Wednesday, May 31, 2006

Verse and Quote of the day

"Charm is deceitful, and beauty is vain,
but a woman who fears the LORD is to be praised.
Give her of the fruit of her hands,
and let her works praise her in the gates." Prov. 31:30-31 (ESV)

"She kept her hands very still, wondering at them. They had been so busy with one thing and another in the world, continually shaping something. What many objects had rested against those palms--chair-backs, cups, tennis rackets, the hands of her friends, birds, books, bag-handles, umbrellas, clothes, bedclothes, door-handles, ropes, straps, knives and forks, bowls, pictures, shoes, cushions--oh, everything! and always she had had some purpose, her hands had been doing something, making something that had never been before--not just so. They were always advancing on the void of the future, shaping her future. . . . It was no doubt a thing to wonder at, the significant power of man's hands." Charles Williams, The Greater Trumps, p. 223-224.

I've been reading the novels of Charles Williams this spring. He was a friend of C.S. Lewis and a major influence on some of Lewis' work, especially That Hideous Strength. I was really struck last night by the image of the day-to-day power of our hands to create new situations and arrangements. It reminded me of Adam and Eve's work of naming the animals and tending and extending the garden, subduing the rebellious powers of the earth. Tolkien described us as subcreators in our ability to create new worlds of imagination, story and art. I think Williams catches that vision here and identifies it in the everyday.


ann said...

so, are you going to take up gardening now? plant a couple of rosebushes next to your parking space behind your apartment? this quote (along with the verse) reminds me of something that was read in Christie Ann's wedding. While she and Brian were holding hands at the altar, the pastor read a poem (I think) about how they should consider the hands they were holding at that moment, and the different roles they would play throughout their married life. It was special. I could see how that scripture could be read with that poem in a wedding someday. And maybe I'm the last person to think about this, but when I first wrote "altar," i spelled it "alter" and it struck me that we're altered at the altar, and I think that's neat. whatever.

Lydia said...

For a second there, I thought you'd met the love of your life. But C.S. Lewis won't do it there, so I guess I'll keep hoping and praying for the special lady to head your way, if she hasn't allready. In the meantime, enjoy your singlehood.

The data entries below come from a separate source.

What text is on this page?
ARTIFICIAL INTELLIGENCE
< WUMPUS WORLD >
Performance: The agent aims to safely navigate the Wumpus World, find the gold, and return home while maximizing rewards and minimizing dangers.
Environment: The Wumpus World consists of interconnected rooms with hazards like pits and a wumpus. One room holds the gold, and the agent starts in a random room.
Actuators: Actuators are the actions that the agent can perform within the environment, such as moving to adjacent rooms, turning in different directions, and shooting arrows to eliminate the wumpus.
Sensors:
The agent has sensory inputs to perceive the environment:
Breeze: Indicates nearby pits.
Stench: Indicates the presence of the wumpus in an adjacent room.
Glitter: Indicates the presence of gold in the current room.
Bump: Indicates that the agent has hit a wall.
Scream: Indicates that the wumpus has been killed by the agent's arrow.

Jenn-Jenn, the Mother Hen said...

Glad to see you're blogging more regularly now. I really enjoy it.

ann said...

this was SO yesterday.

ann said...

it's really really fun to pick on you for not blogging more...even though you blog very regularly

Anonymous said...

Oh, where... is dear Everett?
Oh, where... is dear Everett?

Oh where oh where oh where oh where oh wheeeeeeeeerrrrrrrreeee.... is dear Everett?

(sung to the tune of "The Hairbrush Song")

Lydia said...

Everett, though I am a poet, I am not the anonymous one on this page. However, I would also like to know where you are and why you haven't blogged for a couple of days. YOU ARE MISSED!!!

Anonymous said...

Oh Everett, oh Everett. Where for art thou, Everett? Deny thy videos and post to your blog!

Or if thou wilt not, be but sworn to comment, and I'll no longer be anonymous!

Everett said...

We swears to comment to the master of the precious.